00.09

98 18 2
                                    

Dandelions,

Into the wind you go

Won't you my Darling know that

Hari-hari berlalu seperti kembali, di saat Eren belum hadir dalam hidup Mikasa. Pemuda itu terbang ke Berlin tiga hari yang lalu, menghubungi dengan teratur saat hari di London menjelang malam.

"Kau sudah makan?"

Suara Eren terdengar dari pengeras suara ponsel, wajahnya yang tersenyum muncul dengan jelas di layar ponsel. Lantas, Mikasa mengulas simpul.

"Sudah. Kalau kau?"

"Para Perawat sedang membuat makan malam, mau lihat? Anak-anak manis disini ikut membantu!"

Kamera dipindah alihkan, menampilkan bagaimana beberapa Perawat yang tampak sibuk memasak menu makan malam, berbalik saat Eren memanggil mereka. Mikasa mengulas senyum lebar saat mereka melambai. Anak-anak dengan kelebihan khusus, juga turut memamerkan sederet gigi mereka yang manis. Melambai dengan semangat.

"Hawoo, Kakak Mikasa!"

"Eh? Dia tahu namaku?"

Wajah Eren kembali tampil pada layar, ia terkekeh sembari mengangguk.

"Aku menceritakan banyak hal tentangmu.
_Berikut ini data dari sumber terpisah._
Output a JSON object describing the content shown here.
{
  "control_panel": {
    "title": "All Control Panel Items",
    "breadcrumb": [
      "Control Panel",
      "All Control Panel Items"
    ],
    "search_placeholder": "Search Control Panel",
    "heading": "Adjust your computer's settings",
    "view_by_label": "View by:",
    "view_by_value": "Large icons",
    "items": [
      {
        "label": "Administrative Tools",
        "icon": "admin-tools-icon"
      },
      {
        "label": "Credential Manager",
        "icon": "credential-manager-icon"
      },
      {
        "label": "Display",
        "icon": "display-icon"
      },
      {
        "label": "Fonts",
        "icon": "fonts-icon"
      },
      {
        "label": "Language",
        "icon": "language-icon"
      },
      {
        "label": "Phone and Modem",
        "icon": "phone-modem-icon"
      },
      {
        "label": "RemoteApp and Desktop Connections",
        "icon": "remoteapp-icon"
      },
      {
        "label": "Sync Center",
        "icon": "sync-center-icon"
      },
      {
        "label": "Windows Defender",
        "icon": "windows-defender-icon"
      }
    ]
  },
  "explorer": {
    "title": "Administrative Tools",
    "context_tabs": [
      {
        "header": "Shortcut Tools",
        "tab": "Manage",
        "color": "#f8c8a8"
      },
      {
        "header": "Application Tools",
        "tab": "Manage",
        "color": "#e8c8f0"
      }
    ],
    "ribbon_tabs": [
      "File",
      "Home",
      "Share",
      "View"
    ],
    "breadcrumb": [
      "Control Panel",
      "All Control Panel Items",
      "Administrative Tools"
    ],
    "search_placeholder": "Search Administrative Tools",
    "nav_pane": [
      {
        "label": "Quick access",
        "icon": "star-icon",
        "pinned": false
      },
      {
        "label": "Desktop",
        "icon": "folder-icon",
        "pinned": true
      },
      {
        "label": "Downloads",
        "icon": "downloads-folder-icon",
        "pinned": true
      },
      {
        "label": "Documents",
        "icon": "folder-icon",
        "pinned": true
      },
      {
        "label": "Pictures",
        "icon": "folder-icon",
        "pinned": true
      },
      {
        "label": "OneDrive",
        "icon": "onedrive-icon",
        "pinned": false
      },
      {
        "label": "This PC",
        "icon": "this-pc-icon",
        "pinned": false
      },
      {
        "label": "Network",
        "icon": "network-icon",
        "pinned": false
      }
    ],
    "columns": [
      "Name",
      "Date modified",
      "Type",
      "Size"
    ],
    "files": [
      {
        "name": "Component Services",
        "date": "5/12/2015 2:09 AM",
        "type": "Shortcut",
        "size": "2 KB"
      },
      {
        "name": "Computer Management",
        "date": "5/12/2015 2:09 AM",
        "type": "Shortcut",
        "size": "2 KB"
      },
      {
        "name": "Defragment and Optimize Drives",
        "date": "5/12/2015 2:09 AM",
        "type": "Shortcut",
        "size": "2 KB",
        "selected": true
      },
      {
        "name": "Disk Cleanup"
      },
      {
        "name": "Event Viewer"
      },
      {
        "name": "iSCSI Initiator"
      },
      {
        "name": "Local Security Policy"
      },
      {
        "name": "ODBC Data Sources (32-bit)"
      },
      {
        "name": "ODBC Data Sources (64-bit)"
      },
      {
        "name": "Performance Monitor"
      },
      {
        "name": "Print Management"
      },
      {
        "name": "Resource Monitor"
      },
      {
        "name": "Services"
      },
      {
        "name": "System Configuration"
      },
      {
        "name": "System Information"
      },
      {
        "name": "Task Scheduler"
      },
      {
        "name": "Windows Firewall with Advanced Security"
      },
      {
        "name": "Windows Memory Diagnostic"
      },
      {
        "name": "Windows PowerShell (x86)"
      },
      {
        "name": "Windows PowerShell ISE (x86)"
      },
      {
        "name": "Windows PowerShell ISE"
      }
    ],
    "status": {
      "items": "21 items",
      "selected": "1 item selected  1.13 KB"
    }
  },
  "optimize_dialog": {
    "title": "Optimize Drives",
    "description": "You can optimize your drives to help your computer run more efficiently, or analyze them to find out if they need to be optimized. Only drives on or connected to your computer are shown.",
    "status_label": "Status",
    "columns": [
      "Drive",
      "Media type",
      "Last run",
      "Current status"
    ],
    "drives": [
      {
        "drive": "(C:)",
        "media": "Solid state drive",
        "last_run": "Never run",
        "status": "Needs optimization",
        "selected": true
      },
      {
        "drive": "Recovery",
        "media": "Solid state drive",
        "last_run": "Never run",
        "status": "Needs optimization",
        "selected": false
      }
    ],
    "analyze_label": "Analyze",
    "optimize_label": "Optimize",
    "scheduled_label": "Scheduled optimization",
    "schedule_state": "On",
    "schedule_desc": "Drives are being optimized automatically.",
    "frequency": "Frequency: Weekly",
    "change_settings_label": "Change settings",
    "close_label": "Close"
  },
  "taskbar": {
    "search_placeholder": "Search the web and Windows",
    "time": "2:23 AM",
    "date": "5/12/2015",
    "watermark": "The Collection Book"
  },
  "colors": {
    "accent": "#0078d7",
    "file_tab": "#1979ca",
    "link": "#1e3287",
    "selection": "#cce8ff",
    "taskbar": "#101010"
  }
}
Mereka memuji dirimu cantik saat aku memperlihatkan fotomu pada mereka."

"Oh, astaga, Eren. Berapa banyak hal yang kau ceritakan tentangku pada mereka?"

"Kenapa memangnya? Aku ingin semua orang tahu kau adalah pacarku!"

Wajah Mikasa bersemu saat mendengar kalimat terakhir Eren, ia sedikit mengalihkan arah kamera. Mengulum bibir agar senyum merekahnya tidak merobek mulutnya sendiri. Ia terlalu senang, sampai merasa jantungnya bisa melompat keluar saat ini juga.

"Sebentar. Aku mencari tempat yang lebih senyap, disini terlalu ramai, kan?"

"Tidak juga. Aku senang mendengar mereka tertawa,"

"Haha, ada sesuatu yang ingin ku katakan dan ini sedikit privasi."

Eren tampak berjalan menjauh, ia memutar kamera. Memperlihatkan pintu kayu yang dibuka perlahan, kemudian, hamparan laut berwarna biru menyapa Mikasa di seberang sana. Dengan sinar Luna yang seolah memberi siraman madu pada bias permukaan laut. Eren melangkah mendekat, duduk pada tebing di sana sebelum kameranya kembali memperlihatkan wajah pemuda itu yang tersenyum manis.

"Kau suka?"

"Indah sekali. Sekarang aku tidak lagi merasa heran kenapa kau lebih memilih ke sana daripada bersama ku."

"Oh, Mikasa. Aku merindukan mu setiap malam disini, asal kau tahu."

Mikasa sepertinya harus menghilangkan perasaan malunya, untuk tidak memperlihatkan semu merah muda di kedua pipi jika Eren saja selalu berhasil membuatnya tersipu. Deburan ombak memenuhi rungu, Mikasa menarik napas dalam.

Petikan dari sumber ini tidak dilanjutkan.